Оступишься, слишком резко сядешь или встанешь, неудачно распахнешь или захлопнешь дверцу такси — и не устоишь на ногах.
Все тяжело: сдачу пересчитать, в новостях разобраться, найти дорогу, запомнить телефон, продумать рассадку гостей за ужином.
— Все-таки с эстрогеном легче жилось, — сказала мать незадолго до смерти, хотя к тому времени жила без эстрогена не первый десяток лет.
Ну да. С эстрогеном ей было легче.
Как выясняется, не ей одной.
И все же…
И тем не менее…
Полностью сознавая:
что именно эстроген влияет на состояние кожи, волос и даже функцию мозга, а его-то мой организм как раз и не вырабатывает;
что я уже никогда не надену красные замшевые босоножки на четырехдюймовых каблуках и что золотые серьги кольцами, черные кашемировые легинсы и эмалевые бусы смотрятся на мне странно;
что женщина в моем возрасте, проявляющая повышенный интерес к подобного рода деталям своего туалета, вызывает у большинства окружающих сомнение в ее адекватности…

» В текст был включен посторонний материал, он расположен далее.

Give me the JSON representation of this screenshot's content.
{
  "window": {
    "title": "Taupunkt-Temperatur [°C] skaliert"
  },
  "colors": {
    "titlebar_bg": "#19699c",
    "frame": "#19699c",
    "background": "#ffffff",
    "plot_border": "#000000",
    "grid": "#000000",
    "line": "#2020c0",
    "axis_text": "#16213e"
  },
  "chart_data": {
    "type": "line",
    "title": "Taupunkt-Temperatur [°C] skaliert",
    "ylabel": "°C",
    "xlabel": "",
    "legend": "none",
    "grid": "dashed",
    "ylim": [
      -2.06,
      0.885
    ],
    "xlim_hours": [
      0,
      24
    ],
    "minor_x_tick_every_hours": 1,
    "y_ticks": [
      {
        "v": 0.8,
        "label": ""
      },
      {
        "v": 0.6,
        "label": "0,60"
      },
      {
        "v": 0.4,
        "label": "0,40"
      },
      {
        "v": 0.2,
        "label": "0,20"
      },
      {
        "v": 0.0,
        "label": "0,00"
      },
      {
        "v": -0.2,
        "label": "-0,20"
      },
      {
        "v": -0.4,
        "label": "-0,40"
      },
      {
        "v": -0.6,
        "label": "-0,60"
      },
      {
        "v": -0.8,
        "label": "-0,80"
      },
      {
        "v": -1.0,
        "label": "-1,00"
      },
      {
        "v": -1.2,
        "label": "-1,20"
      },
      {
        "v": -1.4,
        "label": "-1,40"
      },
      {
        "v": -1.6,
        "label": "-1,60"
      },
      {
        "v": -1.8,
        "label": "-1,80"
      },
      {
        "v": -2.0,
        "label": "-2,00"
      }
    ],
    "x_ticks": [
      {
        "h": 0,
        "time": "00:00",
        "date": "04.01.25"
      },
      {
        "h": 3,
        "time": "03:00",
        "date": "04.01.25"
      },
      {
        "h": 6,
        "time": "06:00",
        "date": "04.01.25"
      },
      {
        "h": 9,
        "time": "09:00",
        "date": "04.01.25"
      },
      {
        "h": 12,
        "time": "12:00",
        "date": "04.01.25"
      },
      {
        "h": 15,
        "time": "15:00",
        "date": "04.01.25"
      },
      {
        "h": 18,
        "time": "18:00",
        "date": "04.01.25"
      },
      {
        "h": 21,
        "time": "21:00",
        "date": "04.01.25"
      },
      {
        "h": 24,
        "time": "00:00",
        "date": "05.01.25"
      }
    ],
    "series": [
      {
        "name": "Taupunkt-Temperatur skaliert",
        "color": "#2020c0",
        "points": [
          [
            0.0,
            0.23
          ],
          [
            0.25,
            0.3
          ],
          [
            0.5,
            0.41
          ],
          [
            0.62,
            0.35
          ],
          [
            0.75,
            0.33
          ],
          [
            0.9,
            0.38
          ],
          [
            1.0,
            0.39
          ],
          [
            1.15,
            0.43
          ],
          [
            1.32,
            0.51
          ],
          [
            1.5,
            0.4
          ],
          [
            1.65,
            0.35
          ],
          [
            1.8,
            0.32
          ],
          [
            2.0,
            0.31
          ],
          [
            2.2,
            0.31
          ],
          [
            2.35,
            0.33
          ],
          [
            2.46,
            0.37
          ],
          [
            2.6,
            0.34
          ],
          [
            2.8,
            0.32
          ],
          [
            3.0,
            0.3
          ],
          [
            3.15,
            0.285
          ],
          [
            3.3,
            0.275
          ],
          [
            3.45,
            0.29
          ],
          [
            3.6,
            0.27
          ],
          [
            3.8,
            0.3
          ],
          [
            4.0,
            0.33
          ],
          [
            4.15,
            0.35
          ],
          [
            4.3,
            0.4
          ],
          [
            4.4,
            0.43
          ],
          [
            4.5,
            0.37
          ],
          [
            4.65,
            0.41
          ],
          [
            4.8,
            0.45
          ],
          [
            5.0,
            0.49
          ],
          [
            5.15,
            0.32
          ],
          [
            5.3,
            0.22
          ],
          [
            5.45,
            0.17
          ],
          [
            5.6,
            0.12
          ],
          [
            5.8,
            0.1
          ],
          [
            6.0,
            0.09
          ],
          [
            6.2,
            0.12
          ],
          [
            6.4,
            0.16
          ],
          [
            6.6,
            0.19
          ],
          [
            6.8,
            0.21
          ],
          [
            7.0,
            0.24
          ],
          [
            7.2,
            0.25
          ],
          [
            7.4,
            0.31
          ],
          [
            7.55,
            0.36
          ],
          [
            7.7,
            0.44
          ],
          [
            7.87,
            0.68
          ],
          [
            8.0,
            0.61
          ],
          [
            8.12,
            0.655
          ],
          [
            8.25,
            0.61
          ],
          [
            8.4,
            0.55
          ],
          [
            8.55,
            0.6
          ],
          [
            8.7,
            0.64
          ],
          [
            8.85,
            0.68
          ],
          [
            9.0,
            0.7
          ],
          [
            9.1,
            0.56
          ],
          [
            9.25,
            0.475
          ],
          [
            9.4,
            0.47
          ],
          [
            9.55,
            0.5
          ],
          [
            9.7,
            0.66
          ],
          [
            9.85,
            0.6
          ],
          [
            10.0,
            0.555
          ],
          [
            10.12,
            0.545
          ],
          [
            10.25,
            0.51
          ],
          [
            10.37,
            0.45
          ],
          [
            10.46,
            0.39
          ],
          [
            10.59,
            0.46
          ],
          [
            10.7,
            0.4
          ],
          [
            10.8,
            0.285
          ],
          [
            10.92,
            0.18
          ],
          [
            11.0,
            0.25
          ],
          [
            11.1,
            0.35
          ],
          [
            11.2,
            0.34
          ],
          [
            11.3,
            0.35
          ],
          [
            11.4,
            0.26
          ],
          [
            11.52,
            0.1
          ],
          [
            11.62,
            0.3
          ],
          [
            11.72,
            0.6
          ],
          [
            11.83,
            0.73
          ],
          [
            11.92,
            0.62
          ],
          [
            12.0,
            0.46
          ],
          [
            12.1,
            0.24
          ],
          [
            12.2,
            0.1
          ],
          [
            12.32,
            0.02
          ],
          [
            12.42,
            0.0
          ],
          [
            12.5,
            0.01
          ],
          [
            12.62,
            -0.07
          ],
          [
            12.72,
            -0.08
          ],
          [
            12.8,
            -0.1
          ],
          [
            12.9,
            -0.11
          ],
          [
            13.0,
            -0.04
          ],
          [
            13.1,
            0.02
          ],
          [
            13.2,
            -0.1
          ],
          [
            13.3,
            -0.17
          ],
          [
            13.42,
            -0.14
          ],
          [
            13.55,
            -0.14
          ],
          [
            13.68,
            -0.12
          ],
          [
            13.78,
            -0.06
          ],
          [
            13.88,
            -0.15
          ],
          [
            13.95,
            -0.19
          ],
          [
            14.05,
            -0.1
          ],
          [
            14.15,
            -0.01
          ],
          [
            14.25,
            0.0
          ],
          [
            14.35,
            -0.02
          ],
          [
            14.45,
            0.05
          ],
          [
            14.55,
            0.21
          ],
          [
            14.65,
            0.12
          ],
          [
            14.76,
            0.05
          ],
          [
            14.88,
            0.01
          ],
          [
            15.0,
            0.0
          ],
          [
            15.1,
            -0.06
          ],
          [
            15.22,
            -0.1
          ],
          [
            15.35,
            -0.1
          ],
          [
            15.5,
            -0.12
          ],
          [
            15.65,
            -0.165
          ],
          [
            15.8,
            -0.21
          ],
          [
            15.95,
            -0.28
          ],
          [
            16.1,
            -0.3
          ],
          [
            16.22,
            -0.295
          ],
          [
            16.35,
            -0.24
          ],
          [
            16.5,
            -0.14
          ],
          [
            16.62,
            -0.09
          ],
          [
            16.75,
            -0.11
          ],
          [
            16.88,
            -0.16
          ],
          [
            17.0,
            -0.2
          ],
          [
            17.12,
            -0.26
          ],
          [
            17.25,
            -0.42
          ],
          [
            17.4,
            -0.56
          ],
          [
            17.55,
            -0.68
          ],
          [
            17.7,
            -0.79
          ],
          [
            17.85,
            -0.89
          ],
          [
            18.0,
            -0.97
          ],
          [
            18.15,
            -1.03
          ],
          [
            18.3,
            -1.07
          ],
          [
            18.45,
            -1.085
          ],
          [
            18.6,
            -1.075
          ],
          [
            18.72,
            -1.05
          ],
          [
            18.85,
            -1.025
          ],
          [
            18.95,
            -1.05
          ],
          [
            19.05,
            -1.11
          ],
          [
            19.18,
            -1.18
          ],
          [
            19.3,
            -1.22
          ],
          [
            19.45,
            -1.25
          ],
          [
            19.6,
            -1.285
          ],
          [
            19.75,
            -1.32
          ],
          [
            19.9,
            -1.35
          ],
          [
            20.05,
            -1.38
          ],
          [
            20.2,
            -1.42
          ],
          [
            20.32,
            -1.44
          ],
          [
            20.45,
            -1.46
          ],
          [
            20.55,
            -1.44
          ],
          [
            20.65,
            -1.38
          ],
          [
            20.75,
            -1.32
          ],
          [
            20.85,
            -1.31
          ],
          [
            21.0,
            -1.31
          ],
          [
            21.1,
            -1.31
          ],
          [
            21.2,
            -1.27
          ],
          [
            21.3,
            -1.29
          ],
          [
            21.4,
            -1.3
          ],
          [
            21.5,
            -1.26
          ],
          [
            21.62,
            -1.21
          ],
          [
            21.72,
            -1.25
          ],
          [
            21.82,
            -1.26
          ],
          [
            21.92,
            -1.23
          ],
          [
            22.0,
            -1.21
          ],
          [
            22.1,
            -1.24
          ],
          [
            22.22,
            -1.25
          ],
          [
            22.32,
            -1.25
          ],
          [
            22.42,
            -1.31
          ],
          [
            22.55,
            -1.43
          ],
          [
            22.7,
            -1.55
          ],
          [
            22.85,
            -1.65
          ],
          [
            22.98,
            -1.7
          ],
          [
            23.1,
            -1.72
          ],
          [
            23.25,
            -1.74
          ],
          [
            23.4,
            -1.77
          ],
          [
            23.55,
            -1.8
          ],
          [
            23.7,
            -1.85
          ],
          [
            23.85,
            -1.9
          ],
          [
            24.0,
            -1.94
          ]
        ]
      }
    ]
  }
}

Полностью сознавая все это, я не предполагала,
что в семьдесят пять моя жизнь настолько изменится, что само ее восприятие станет иным.
27
Что-то случилось со мной в начале лета. Подорвало веру в мои возможности, еще больше сузило горизонты.
Детали мне по-прежнему не ясны: ни точное время случившегося, ни его причины, ни то, как именно это произошло. Знаю только, что была середина июня и я вернулась домой после раннего ужина с подругой на Третьей авеню в районе Восьмидесятых улиц, а потом оказалась на полу своей спальни — левая рука, лоб и обе ноги в крови и встать не могу. Очевидно, упала, однако не помнила ни момента падения, ни того, что ему обычно предшествует, — потери равновесия, попыток его восстановить. Само собой, не помнила, как потеряла сознание. Диагноз мне поставили в тот же вечер: синкопе — глубокий кратковременный обморок, хотя никаких симптомов, характерных для «пресинкопального состояния» («замирание» сердца, слабость, головокружение, пелена перед глазами, сужение поля зрения), я не испытывала.
На помощь позвать было некого.
Ни до одного из тринадцати телефонов, расставленных по квартире, не дотянуться. Помню, как лежала на полу, мысленно пересчитывая эти недостижимые телефоны.
Помню, что дважды сбивалась и дважды начинала счет заново.
Это странным образом успокаивало.
Помню, что в отсутствие всякой надежды на помощь решила еще немного подремать на полу, не обращая внимания на сочившуюся из ран кровь.
Помню, что стянула лоскутное одеяло с плетеного сундука (единственное, до чего смогла дотянуться) и подоткнула под голову.